Here is a summary of the event: 500 people showed up at a field (60,000+ total in 15 cities across the USA), we bring cardboard to make a home with, a box of crackers and a water bottle. Throughout the night we hear video testimonies of people from the camps and we ourselves build homes to sleep in for the night, get our food from ration stations and write letters to political leaders asking them to respond to the situation in Uganda. A video was also shot to be shown on the Senate floor this week to encourage them to action. It was a protest of sorts, a stand of solidarity and a trendy event (this last part made me uncomfortable).
The folks at Invisible Children are doing good things. They are marketing an end to a war in a way that has never been done. It’s catch and cool and it makes you want to be involved, and the end results are that people are fed, educated, and violence is ended; that’s a beautiful thing. I wonder though, how long our attention spans will be, and how serious we are about fixing the problems and willing to change our lives to do so. The event I went to was full of college kids, fired up about making a difference, may that passion carry them through adulthood and the rest of their lives.
I have hope that some will, but cynicism that it will be too few to even notice. I wonder if all our fanfare is really just for us, because it’s more fresh then boy bands and football games. There’s a tension in me. I went to the event to support others in their statements, rather then give way to my cynical attitude, but I still wonder whose right. I feel a tension between joining the folks at Invisible Children, and joining the folks at Geez Magazine:
At that point in history doing good rose dramatically in popularity. It was cool to care. Hollywood strode awkwardly off the red carpet into a one-US-dollar-a-day village. Rock ‘n roll walked streets that had no names. Smart stars drove smart cars. It was a good era for smooth-talking doomsday sayers and drop-dead gorgeous do-gooders.

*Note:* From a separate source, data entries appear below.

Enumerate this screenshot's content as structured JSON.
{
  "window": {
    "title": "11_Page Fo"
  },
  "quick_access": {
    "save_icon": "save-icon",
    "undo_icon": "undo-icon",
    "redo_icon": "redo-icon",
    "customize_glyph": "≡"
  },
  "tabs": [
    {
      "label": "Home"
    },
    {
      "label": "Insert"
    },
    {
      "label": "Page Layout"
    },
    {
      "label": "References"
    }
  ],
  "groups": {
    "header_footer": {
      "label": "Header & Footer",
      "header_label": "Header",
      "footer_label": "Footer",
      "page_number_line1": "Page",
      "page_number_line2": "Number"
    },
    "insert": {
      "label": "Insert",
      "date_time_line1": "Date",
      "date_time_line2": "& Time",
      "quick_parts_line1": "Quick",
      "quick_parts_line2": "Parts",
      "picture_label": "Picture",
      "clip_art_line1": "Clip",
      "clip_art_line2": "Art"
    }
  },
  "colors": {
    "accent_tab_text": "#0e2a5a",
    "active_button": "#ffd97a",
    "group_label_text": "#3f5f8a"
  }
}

Benevolence became a brand. It was marketable. It sold. It increased one’s cultural stock value. It went well with sunglasses by . . . whoever made the hot shit sunglasses in those days. It flowed seamlessly into the show script of Entertainment Tonight. You weren’t a star if you didn’t have a cause. It was a new era.

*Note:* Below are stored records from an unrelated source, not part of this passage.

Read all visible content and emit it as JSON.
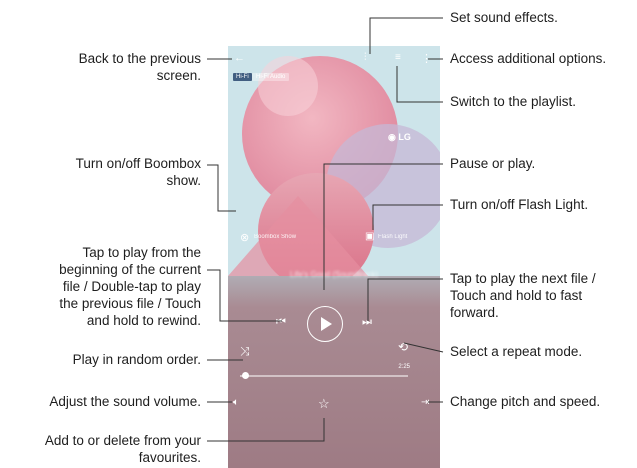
{
  "callouts": {
    "back": [
      "Back to the previous",
      "screen."
    ],
    "boombox": [
      "Turn on/off Boombox",
      "show."
    ],
    "prev": [
      "Tap to play from the",
      "beginning of the current",
      "file / Double-tap to play",
      "the previous file / Touch",
      "and hold to rewind."
    ],
    "shuffle": [
      "Play in random order."
    ],
    "volume": [
      "Adjust the sound volume."
    ],
    "favourite": [
      "Add to or delete from your",
      "favourites."
    ],
    "sound_effects": [
      "Set sound effects."
    ],
    "more_options": [
      "Access additional options."
    ],
    "playlist": [
      "Switch to the playlist."
    ],
    "pause_play": [
      "Pause or play."
    ],
    "flash": [
      "Turn on/off Flash Light."
    ],
    "next": [
      "Tap to play the next file /",
      "Touch and hold to fast",
      "forward."
    ],
    "repeat": [
      "Select a repeat mode."
    ],
    "pitch": [
      "Change pitch and speed."
    ]
  },
  "phone": {
    "hifi_badge": "Hi-Fi",
    "quality_chip": "Hi-Fi Audio",
    "brand": "LG",
    "boombox_label": "Boombox Show",
    "flash_label": "Flash Light",
    "track_title": "Life's Good (Soundtrack)",
    "elapsed_time": "2:25",
    "progress_fraction": 0.03
  },
  "colors": {
    "art_blue": "#c9e2ea",
    "art_pink": "#e9a3b2",
    "art_mauve": "#9e7b84",
    "line": "#333333"
  }
}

Philanthropy practically became a sport. Gates dropped $30 billion on good causes, and Warren Buffet put in $31 billion. The big boys bought race horses, or football teams and set up charitable foundations. Goodwill was in the air.
Every corporation on earth adopted sustainable development practices – triple/quadruple/quintuple bottom lines. They all won green awards from each other’s foundations and associations, and added “environmental responsibility” sections to their websites. Click.
Both hope and cynicism could hardly have wished for ground more fertile. But neither seemed like satisfying responses. Eventually, weary of salvation, Africa said no thanks.
And we started looking for a less popular way to care.